Published online by Cambridge University Press: 19 December 2024
This paper arose from an invitation from the Cloud Institute for Sustainability Education in the USA to contribute to a special journal issue on sustainability competencies in sustainability education. Much valuable work has been done on this topic area in recent years. However, in this paper, rather than outline what I consider important competencies, I wanted to take a deeper dive and suggest a frame of reference that might help nurture a more participative consciousness essential for our times. This is (what I later named) the Triang model of “Seeing, Knowing and Doing”, which implies that three interrelated shifts are required to generate an ecological paradigm. This framework – touched on elsewhere in this book – is elaborated in more detail here.
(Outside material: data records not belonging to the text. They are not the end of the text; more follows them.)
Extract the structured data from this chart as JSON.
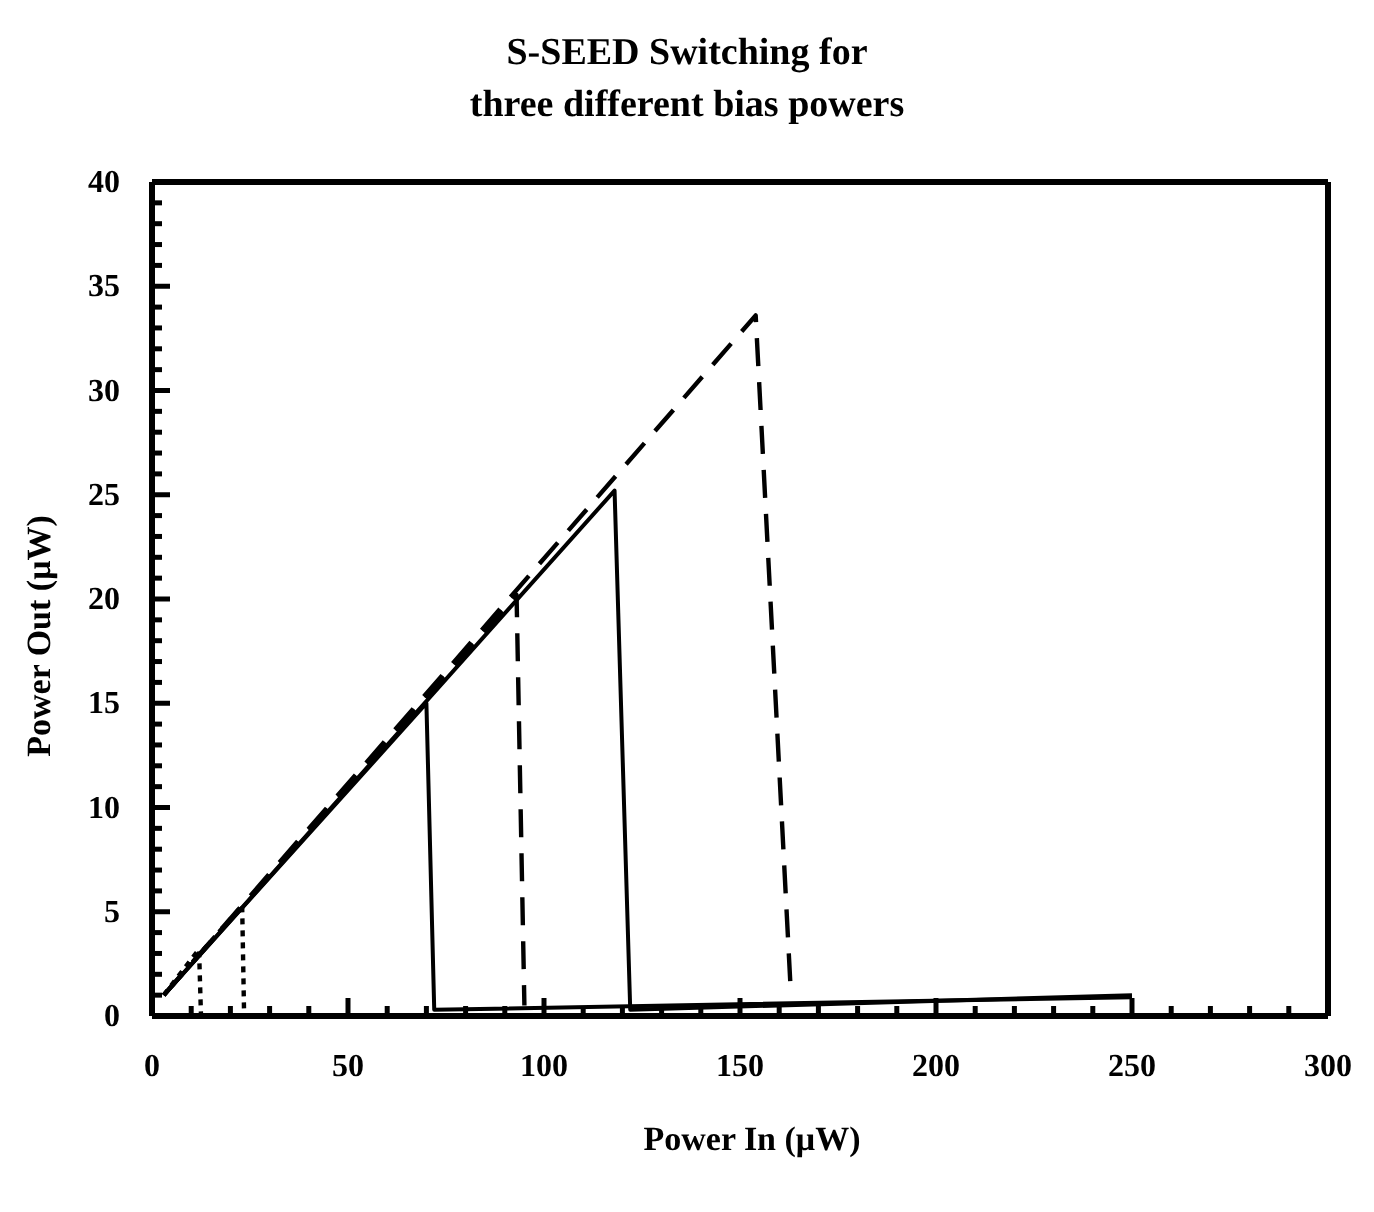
{
  "chart_data": {
    "type": "line",
    "title": "S-SEED Switching for\nthree different bias powers",
    "xlabel": "Power In (μW)",
    "ylabel": "Power Out (μW)",
    "xlim": [
      0,
      300
    ],
    "ylim": [
      0,
      40
    ],
    "xticks": [
      0,
      {
        "value": 10,
        "label": null
      },
      {
        "value": 20,
        "label": null
      },
      {
        "value": 30,
        "label": null
      },
      {
        "value": 40,
        "label": null
      },
      50,
      {
        "value": 60,
        "label": null
      },
      {
        "value": 70,
        "label": null
      },
      {
        "value": 80,
        "label": null
      },
      {
        "value": 90,
        "label": null
      },
      100,
      {
        "value": 110,
        "label": null
      },
      {
        "value": 120,
        "label": null
      },
      {
        "value": 130,
        "label": null
      },
      {
        "value": 140,
        "label": null
      },
      150,
      {
        "value": 160,
        "label": null
      },
      {
        "value": 170,
        "label": null
      },
      {
        "value": 180,
        "label": null
      },
      {
        "value": 190,
        "label": null
      },
      200,
      {
        "value": 210,
        "label": null
      },
      {
        "value": 220,
        "label": null
      },
      {
        "value": 230,
        "label": null
      },
      {
        "value": 240,
        "label": null
      },
      250,
      {
        "value": 260,
        "label": null
      },
      {
        "value": 270,
        "label": null
      },
      {
        "value": 280,
        "label": null
      },
      {
        "value": 290,
        "label": null
      },
      300
    ],
    "yticks": [
      0,
      {
        "value": 1,
        "label": null
      },
      {
        "value": 2,
        "label": null
      },
      {
        "value": 3,
        "label": null
      },
      {
        "value": 4,
        "label": null
      },
      5,
      {
        "value": 6,
        "label": null
      },
      {
        "value": 7,
        "label": null
      },
      {
        "value": 8,
        "label": null
      },
      {
        "value": 9,
        "label": null
      },
      10,
      {
        "value": 11,
        "label": null
      },
      {
        "value": 12,
        "label": null
      },
      {
        "value": 13,
        "label": null
      },
      {
        "value": 14,
        "label": null
      },
      15,
      {
        "value": 16,
        "label": null
      },
      {
        "value": 17,
        "label": null
      },
      {
        "value": 18,
        "label": null
      },
      {
        "value": 19,
        "label": null
      },
      20,
      {
        "value": 21,
        "label": null
      },
      {
        "value": 22,
        "label": null
      },
      {
        "value": 23,
        "label": null
      },
      {
        "value": 24,
        "label": null
      },
      25,
      {
        "value": 26,
        "label": null
      },
      {
        "value": 27,
        "label": null
      },
      {
        "value": 28,
        "label": null
      },
      {
        "value": 29,
        "label": null
      },
      30,
      {
        "value": 31,
        "label": null
      },
      {
        "value": 32,
        "label": null
      },
      {
        "value": 33,
        "label": null
      },
      {
        "value": 34,
        "label": null
      },
      35,
      {
        "value": 36,
        "label": null
      },
      {
        "value": 37,
        "label": null
      },
      {
        "value": 38,
        "label": null
      },
      {
        "value": 39,
        "label": null
      },
      40
    ],
    "marker": "none",
    "series": [
      {
        "color": "#000000",
        "line_style": "solid",
        "x": [
          3,
          70,
          72,
          250
        ],
        "values": [
          1,
          15,
          0.3,
          0.9
        ]
      },
      {
        "color": "#000000",
        "line_style": "solid",
        "x": [
          3,
          118,
          122,
          250
        ],
        "values": [
          1,
          25.2,
          0.3,
          1
        ]
      },
      {
        "color": "#000000",
        "line_style": "dashed",
        "x": [
          3,
          93,
          95
        ],
        "values": [
          1,
          20.2,
          0.5
        ]
      },
      {
        "color": "#000000",
        "line_style": "dashed",
        "x": [
          3,
          154,
          163
        ],
        "values": [
          1,
          33.6,
          1
        ]
      },
      {
        "color": "#000000",
        "line_style": "dotted",
        "x": [
          3,
          12,
          12.5
        ],
        "values": [
          1,
          3.2,
          0
        ]
      },
      {
        "color": "#000000",
        "line_style": "dotted",
        "x": [
          3,
          23,
          23.5
        ],
        "values": [
          1,
          5.3,
          0
        ]
      }
    ]
  }
}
Incidentally, it is somewhat reassuring to note that recognition of climate change has shifted – if still not sufficiently – since this piece was written. What follows is a slightly edited version of the original. Chapter 12 takes the discussion further with the theme of how to think ecologically.
At the time of writing, Britain is being subject to “the worst storms for 200 years”, an extraordinary battering with virtually endless rainfall, and widespread flooding and travel disruption, including the severing of the rail link to the South West where I live. It echoes extreme weather events in other parts of the world. Here, amidst the extensive news coverage of lakes and rivers (where there should be fields and roads) and of people flooded out their homes, there is only the most marginal acceptance by media and politicians that it “might be” related to climate change. Rather, there is a sense of shock and anger: how could this happen?
To many of us working long in the fields of environmental and sustainability education, there are no surprises here. The long-predicted signs of climate change have been evident for some years now – although the sudden onset, severity, and duration of the storms, which have been racing in from the Atlantic for nearly three months now, could not have been foreseen. However, the general reluctance in the country to acknowledge and accept that this weather pattern is in all probability a manifestation of climate change, is perhaps predictable.
However, it is clear to many that we are entering a different age, and a different world.